Jawaban singkatnya adalah: ya, tetapi hanya jika rangkaian dirancang untuk itu . Menyambungkan katup secara seri bukan sekadar soal menambah katup satu demi satu. Dalam sistem hidrolik, setiap katup menyebabkan hilangnya tekanan, mengubah prioritas aliran, mempengaruhi waktu respons, dan dapat mempengaruhi aliran katup berikutnya.
Jika rangkaian seri dirancang dengan buruk, mesin mungkin masih bergerak, namun mungkin bergerak lambat, memanaskan oli , kehilangan tenaga, atau berperilaku berbeda ketika dua fungsi dioperasikan bersama. Inilah sebabnya mengapa katup hidrolik yang terhubung seri harus diperiksa dari sudut pandang aliran, tekanan, tekanan balik, logika kontrol, dan akses perawatan.
A katup hidrolik multi-arah adalah rakitan katup kontrol yang digunakan untuk mendistribusikan oli hidrolik dari pompa ke aktuator yang berbeda, seperti silinder hidrolik dan motor hidrolik.
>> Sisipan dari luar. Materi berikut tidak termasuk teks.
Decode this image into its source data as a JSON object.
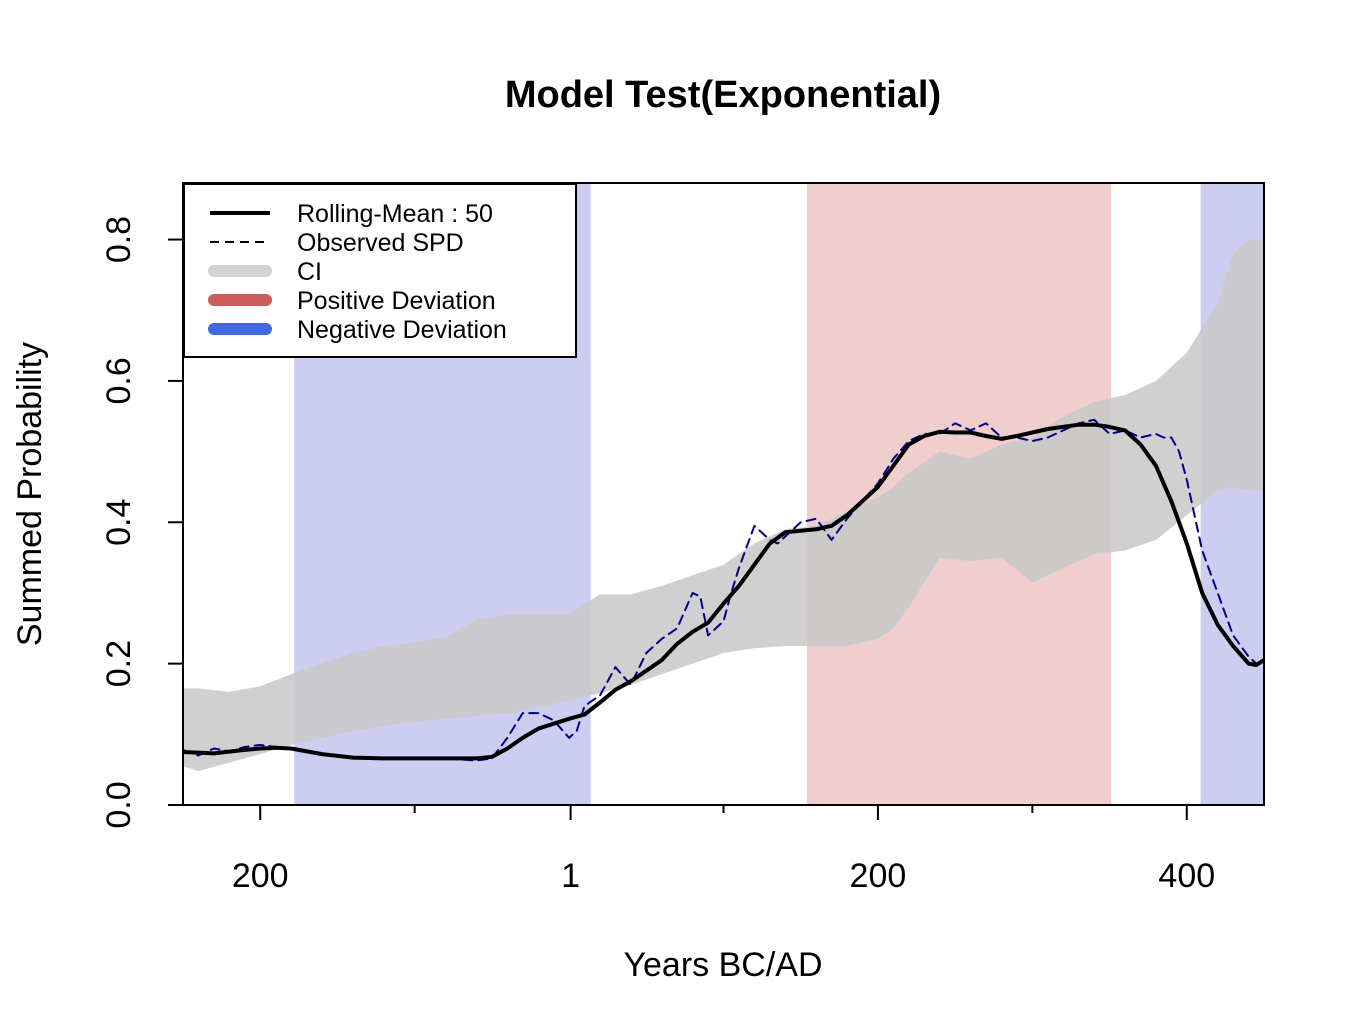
{
  "chart_data": {
    "type": "line",
    "title": "Model Test(Exponential)",
    "xlabel": "Years BC/AD",
    "ylabel": "Summed Probability",
    "x_unit": "year (negative = BC)",
    "xlim": [
      -250,
      450
    ],
    "ylim": [
      0,
      0.88
    ],
    "x_ticks": [
      {
        "value": -200,
        "label": "200"
      },
      {
        "value": 1,
        "label": "1"
      },
      {
        "value": 200,
        "label": "200"
      },
      {
        "value": 400,
        "label": "400"
      }
    ],
    "x_minor_ticks": [
      -100,
      100,
      300
    ],
    "y_ticks": [
      {
        "value": 0.0,
        "label": "0.0"
      },
      {
        "value": 0.2,
        "label": "0.2"
      },
      {
        "value": 0.4,
        "label": "0.4"
      },
      {
        "value": 0.6,
        "label": "0.6"
      },
      {
        "value": 0.8,
        "label": "0.8"
      }
    ],
    "legend_position": "top-left",
    "legend": [
      {
        "label": "Rolling-Mean : 50",
        "style": "solid-line",
        "color": "#000000"
      },
      {
        "label": "Observed SPD",
        "style": "dashed-line",
        "color": "#000000"
      },
      {
        "label": "CI",
        "style": "thick-line",
        "color": "#d3d3d3"
      },
      {
        "label": "Positive Deviation",
        "style": "thick-line",
        "color": "#cd5c5c"
      },
      {
        "label": "Negative Deviation",
        "style": "thick-line",
        "color": "#4169e1"
      }
    ],
    "deviation_regions": [
      {
        "type": "negative",
        "x0": -178,
        "x1": 14,
        "color": "#4b4bcc"
      },
      {
        "type": "positive",
        "x0": 154,
        "x1": 351,
        "color": "#cd5c5c"
      },
      {
        "type": "negative",
        "x0": 409,
        "x1": 450,
        "color": "#4b4bcc"
      }
    ],
    "ci_band": {
      "color": "#c8c8c8",
      "x": [
        -250,
        -240,
        -220,
        -200,
        -180,
        -160,
        -140,
        -120,
        -100,
        -80,
        -60,
        -40,
        -20,
        0,
        20,
        40,
        60,
        80,
        100,
        120,
        140,
        160,
        180,
        200,
        210,
        220,
        240,
        260,
        280,
        300,
        320,
        340,
        360,
        380,
        400,
        420,
        430,
        440,
        450
      ],
      "lower": [
        0.055,
        0.048,
        0.06,
        0.072,
        0.085,
        0.095,
        0.105,
        0.112,
        0.118,
        0.122,
        0.126,
        0.13,
        0.138,
        0.148,
        0.158,
        0.17,
        0.185,
        0.2,
        0.215,
        0.222,
        0.225,
        0.225,
        0.225,
        0.235,
        0.25,
        0.28,
        0.35,
        0.345,
        0.35,
        0.315,
        0.335,
        0.355,
        0.36,
        0.375,
        0.41,
        0.445,
        0.45,
        0.445,
        0.445
      ],
      "upper": [
        0.165,
        0.165,
        0.16,
        0.168,
        0.185,
        0.2,
        0.215,
        0.225,
        0.23,
        0.238,
        0.262,
        0.27,
        0.27,
        0.27,
        0.298,
        0.298,
        0.31,
        0.325,
        0.34,
        0.37,
        0.39,
        0.395,
        0.415,
        0.435,
        0.45,
        0.47,
        0.5,
        0.49,
        0.51,
        0.52,
        0.55,
        0.57,
        0.58,
        0.6,
        0.64,
        0.71,
        0.78,
        0.8,
        0.8
      ]
    },
    "series": [
      {
        "name": "Rolling-Mean : 50",
        "style": "solid",
        "color": "#000000",
        "x": [
          -250,
          -230,
          -210,
          -200,
          -190,
          -180,
          -160,
          -140,
          -120,
          -100,
          -80,
          -60,
          -50,
          -40,
          -30,
          -20,
          -10,
          0,
          10,
          20,
          30,
          40,
          50,
          60,
          70,
          80,
          90,
          100,
          110,
          120,
          130,
          140,
          150,
          160,
          170,
          180,
          190,
          200,
          210,
          220,
          230,
          240,
          250,
          260,
          270,
          280,
          290,
          300,
          310,
          320,
          330,
          340,
          350,
          360,
          370,
          380,
          390,
          400,
          410,
          420,
          425,
          430,
          440,
          445,
          450
        ],
        "y": [
          0.075,
          0.073,
          0.078,
          0.08,
          0.081,
          0.08,
          0.072,
          0.067,
          0.066,
          0.066,
          0.066,
          0.066,
          0.068,
          0.08,
          0.095,
          0.108,
          0.115,
          0.122,
          0.128,
          0.145,
          0.163,
          0.175,
          0.19,
          0.205,
          0.228,
          0.245,
          0.258,
          0.285,
          0.31,
          0.34,
          0.37,
          0.386,
          0.388,
          0.39,
          0.395,
          0.41,
          0.43,
          0.45,
          0.48,
          0.51,
          0.522,
          0.528,
          0.527,
          0.527,
          0.522,
          0.518,
          0.522,
          0.527,
          0.532,
          0.535,
          0.538,
          0.538,
          0.535,
          0.53,
          0.51,
          0.48,
          0.43,
          0.37,
          0.3,
          0.255,
          0.24,
          0.225,
          0.2,
          0.198,
          0.205
        ]
      },
      {
        "name": "Observed SPD",
        "style": "dashed",
        "color": "#00008b",
        "x": [
          -250,
          -240,
          -230,
          -220,
          -210,
          -200,
          -190,
          -180,
          -160,
          -140,
          -120,
          -100,
          -80,
          -60,
          -50,
          -40,
          -30,
          -20,
          -10,
          0,
          5,
          10,
          20,
          30,
          40,
          50,
          60,
          70,
          80,
          85,
          90,
          100,
          105,
          110,
          120,
          130,
          135,
          140,
          150,
          160,
          170,
          180,
          190,
          200,
          210,
          220,
          230,
          240,
          250,
          260,
          270,
          280,
          290,
          300,
          310,
          320,
          330,
          340,
          350,
          360,
          370,
          380,
          385,
          390,
          395,
          400,
          410,
          420,
          425,
          430,
          440,
          445,
          450
        ],
        "y": [
          0.078,
          0.07,
          0.08,
          0.076,
          0.082,
          0.085,
          0.082,
          0.08,
          0.072,
          0.066,
          0.066,
          0.066,
          0.066,
          0.063,
          0.066,
          0.095,
          0.13,
          0.13,
          0.12,
          0.095,
          0.105,
          0.14,
          0.155,
          0.195,
          0.17,
          0.215,
          0.235,
          0.25,
          0.3,
          0.295,
          0.24,
          0.26,
          0.3,
          0.335,
          0.395,
          0.375,
          0.37,
          0.38,
          0.4,
          0.405,
          0.375,
          0.405,
          0.43,
          0.455,
          0.49,
          0.515,
          0.525,
          0.525,
          0.54,
          0.53,
          0.54,
          0.52,
          0.52,
          0.515,
          0.52,
          0.53,
          0.54,
          0.545,
          0.525,
          0.53,
          0.52,
          0.525,
          0.52,
          0.52,
          0.5,
          0.46,
          0.36,
          0.3,
          0.27,
          0.24,
          0.21,
          0.2,
          0.205
        ]
      }
    ]
  }
}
Tergantung pada desainnya, ini mungkin termasuk spul arah, katup pelepas, katup periksa, katup penahan beban, katup anti guncangan, katup anti kavitasi, bagian kontrol proporsional, atau fungsi tambahan lainnya.
Secara sederhana, katup multi-arah berfungsi seperti pengatur lalu lintas sistem hidrolik . Sistem ini menentukan aktuator mana yang mendapatkan oli, ke mana oli kembali disalurkan, dan bagaimana berbagai tindakan dikoordinasikan.
Aplikasi |
Fungsi Terkendali Khas |
|---|---|
Ekskavator |
Boom, lengan, ember, ayunan, perjalanan |
Loader |
Fungsi bantu angkat, miringkan, kemudi |
Mesin pertanian |
Mengangkat, melipat, mengarahkan, alat panen |
Mesin kehutanan |
Menjepit, memutar, memberi makan, memotong |
Peralatan industri |
Menekan, menjepit, mendorong, mengindeks |
Kendaraan khusus |
Cadik, derek, pemadat, sistem pengangkat |
Katup multi-arah banyak digunakan karena mengurangi kompleksitas perpipaan dan memungkinkan beberapa fungsi kontrol diintegrasikan ke dalam satu badan katup. Untuk OEM dan perusahaan perbaikan, ini dapat menghemat ruang instalasi dan menyederhanakan tata letak sistem. Namun, semakin banyak fungsi yang dikontrol oleh grup katup, semakin hati-hati sirkuit harus dirancang.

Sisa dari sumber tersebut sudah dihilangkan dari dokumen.